Optimal intake air speed

mate, there are soooooo many variables so it's not that cut and dry I'm afraid.

The best air box designs have an intake opening that is smaller than the airbox volume so then you have a pressure different from the outside air and the air inside the box. You want a high pressure outside and a lower pressure inside the air box so the air will then flow straight into the airbox.

If you look at intake pipes where the intake snokel is bigger than the pipe it feeds then you generally get the opposite effect which in turn reduce air pressure and less air enters the pipe. What you want is intake pipe which is the same diameter at the inlet end all the way to the airbox and an airbox which is bigger in size, this is how ram air works.
 
Swings and round-a-bouts really, if you can gulp the air in the engines ecu must be able to process it along with the volumetric efficiency of the inlet system and combustion process. Having been there and done that back in the early 90s it is a difficult process to manage as said, so many variables present be it on the road or on the track. We all hear it in F1 where a car in the tow will suffer from turbulent dirty air which affects the performance.
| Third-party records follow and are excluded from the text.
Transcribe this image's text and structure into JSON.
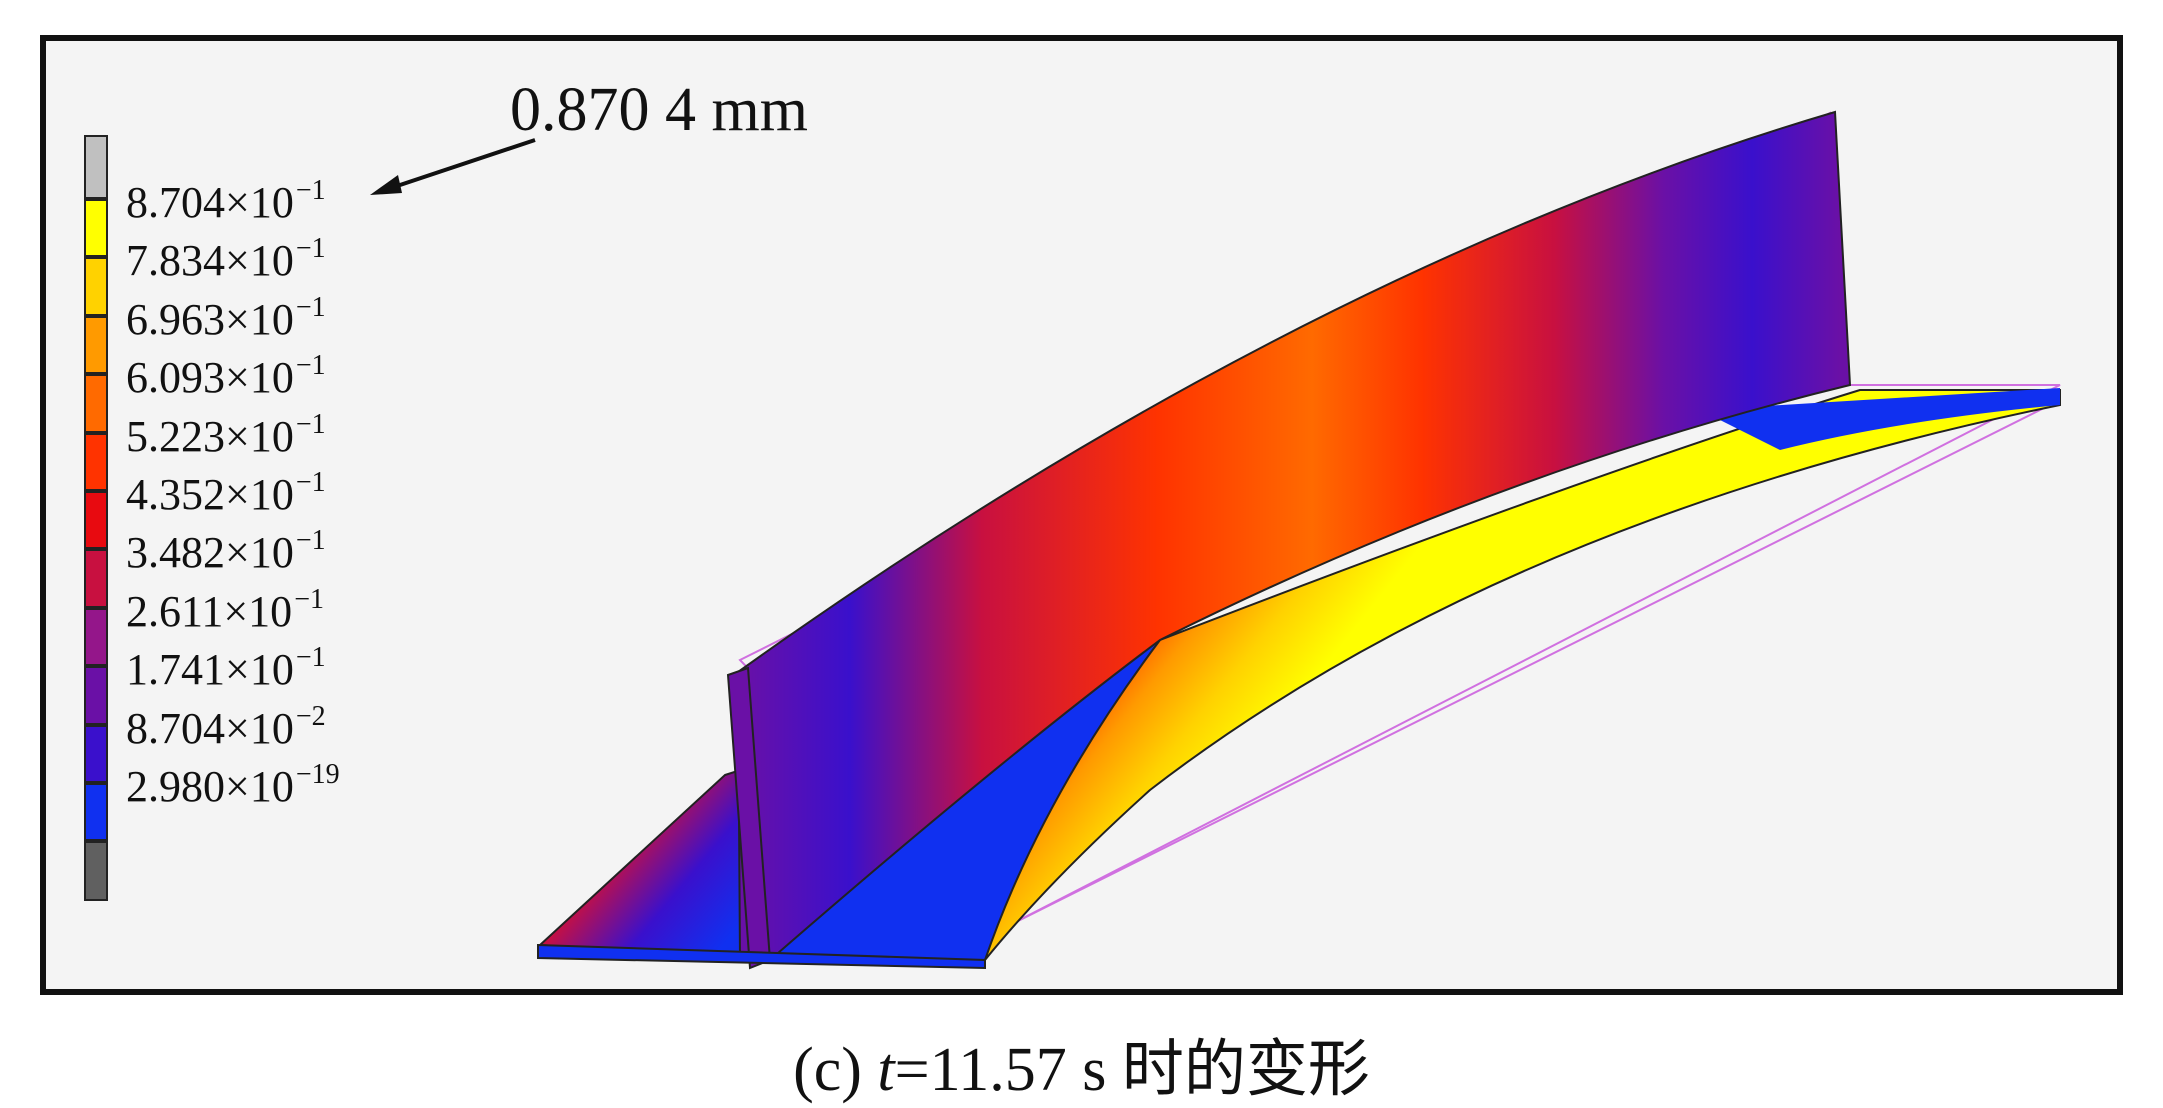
{
  "callout": {
    "label": "0.870 4 mm"
  },
  "legend": {
    "levels": [
      {
        "mantissa": "8.704",
        "exponent": "−1",
        "color": "#ffff00"
      },
      {
        "mantissa": "7.834",
        "exponent": "−1",
        "color": "#ffd200"
      },
      {
        "mantissa": "6.963",
        "exponent": "−1",
        "color": "#ff9a00"
      },
      {
        "mantissa": "6.093",
        "exponent": "−1",
        "color": "#ff6a00"
      },
      {
        "mantissa": "5.223",
        "exponent": "−1",
        "color": "#ff3300"
      },
      {
        "mantissa": "4.352",
        "exponent": "−1",
        "color": "#e80a10"
      },
      {
        "mantissa": "3.482",
        "exponent": "−1",
        "color": "#c81040"
      },
      {
        "mantissa": "2.611",
        "exponent": "−1",
        "color": "#94168a"
      },
      {
        "mantissa": "1.741",
        "exponent": "−1",
        "color": "#6a10a6"
      },
      {
        "mantissa": "8.704",
        "exponent": "−2",
        "color": "#3a10cc"
      },
      {
        "mantissa": "2.980",
        "exponent": "−19",
        "color": "#1030f0"
      }
    ],
    "top_color": "#c0c0c0",
    "bottom_color": "#606060",
    "times_sign": "×10"
  },
  "caption": {
    "prefix": "(c) ",
    "variable": "t",
    "rest": "=11.57 s 时的变形"
  }
}
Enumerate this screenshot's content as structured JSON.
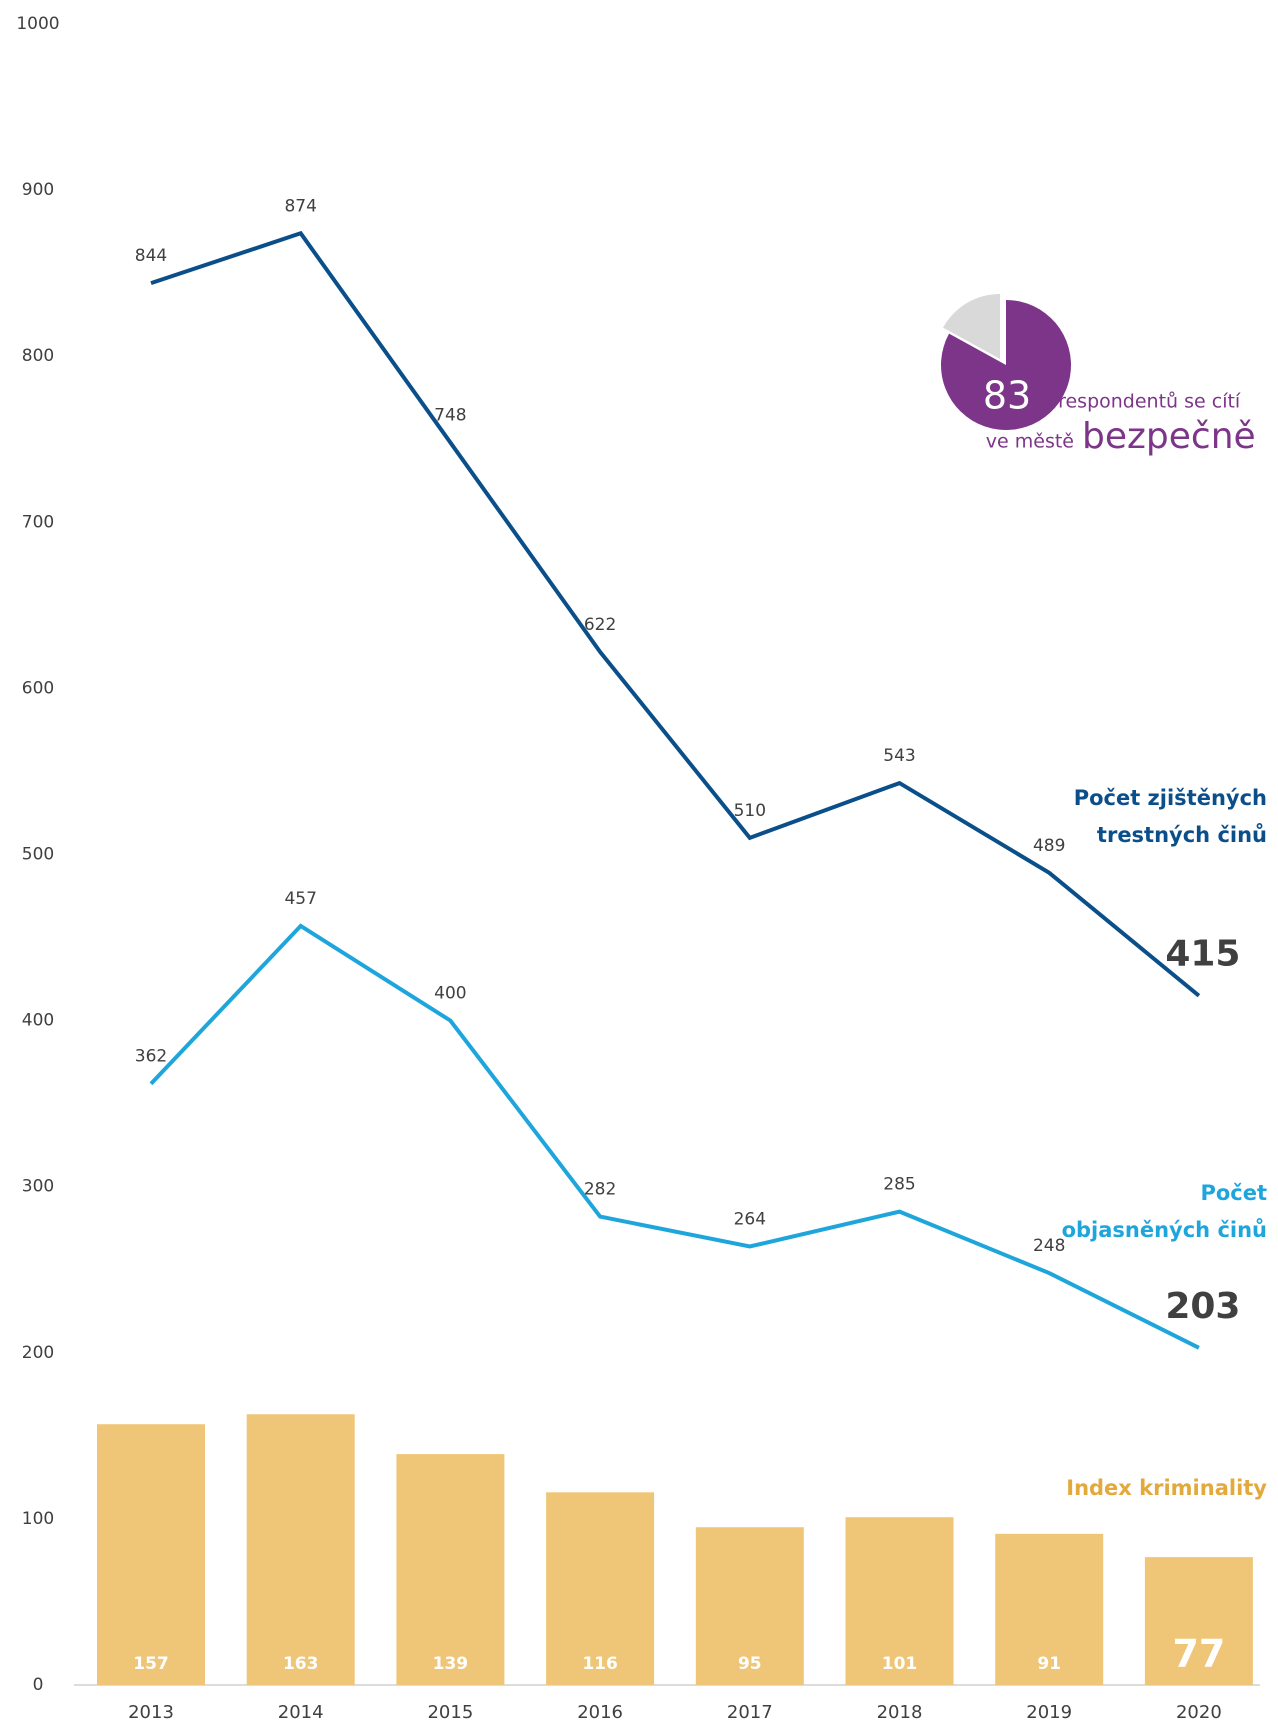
{
  "chart_data": [
    {
      "type": "combo",
      "categories": [
        "2013",
        "2014",
        "2015",
        "2016",
        "2017",
        "2018",
        "2019",
        "2020"
      ],
      "ylim": [
        0,
        1000
      ],
      "yticks": [
        0,
        100,
        200,
        300,
        400,
        500,
        600,
        700,
        800,
        900,
        1000
      ],
      "series": [
        {
          "name": "Počet zjištěných trestných činů",
          "type": "line",
          "color": "#0b4f8a",
          "values": [
            844,
            874,
            748,
            622,
            510,
            543,
            489,
            415
          ]
        },
        {
          "name": "Počet objasněných činů",
          "type": "line",
          "color": "#1ea6dc",
          "values": [
            362,
            457,
            400,
            282,
            264,
            285,
            248,
            203
          ]
        },
        {
          "name": "Index kriminality",
          "type": "bar",
          "color": "#efc677",
          "name_color": "#e3a93a",
          "values": [
            157,
            163,
            139,
            116,
            95,
            101,
            91,
            77
          ]
        }
      ]
    },
    {
      "type": "pie",
      "values": [
        83
      ],
      "color": "#7d3589",
      "rest_color": "#d9d9d9",
      "text": [
        "% respondentů se cítí",
        "ve městě",
        "bezpečně"
      ]
    }
  ]
}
I have posted about the ramair effect with the VECTIS design before where the optimal feed is one that ever decreases in volume before it hits the throttle body aperture.
 
remember that a motor that has power at low revs has smaller ports for increased air speed in low rpm, but a hi revving engine has large diameter ports for more air speed in high rpm, so in both cases the speed is the same, the difference is the rpm.

So i was wondering what is that speed?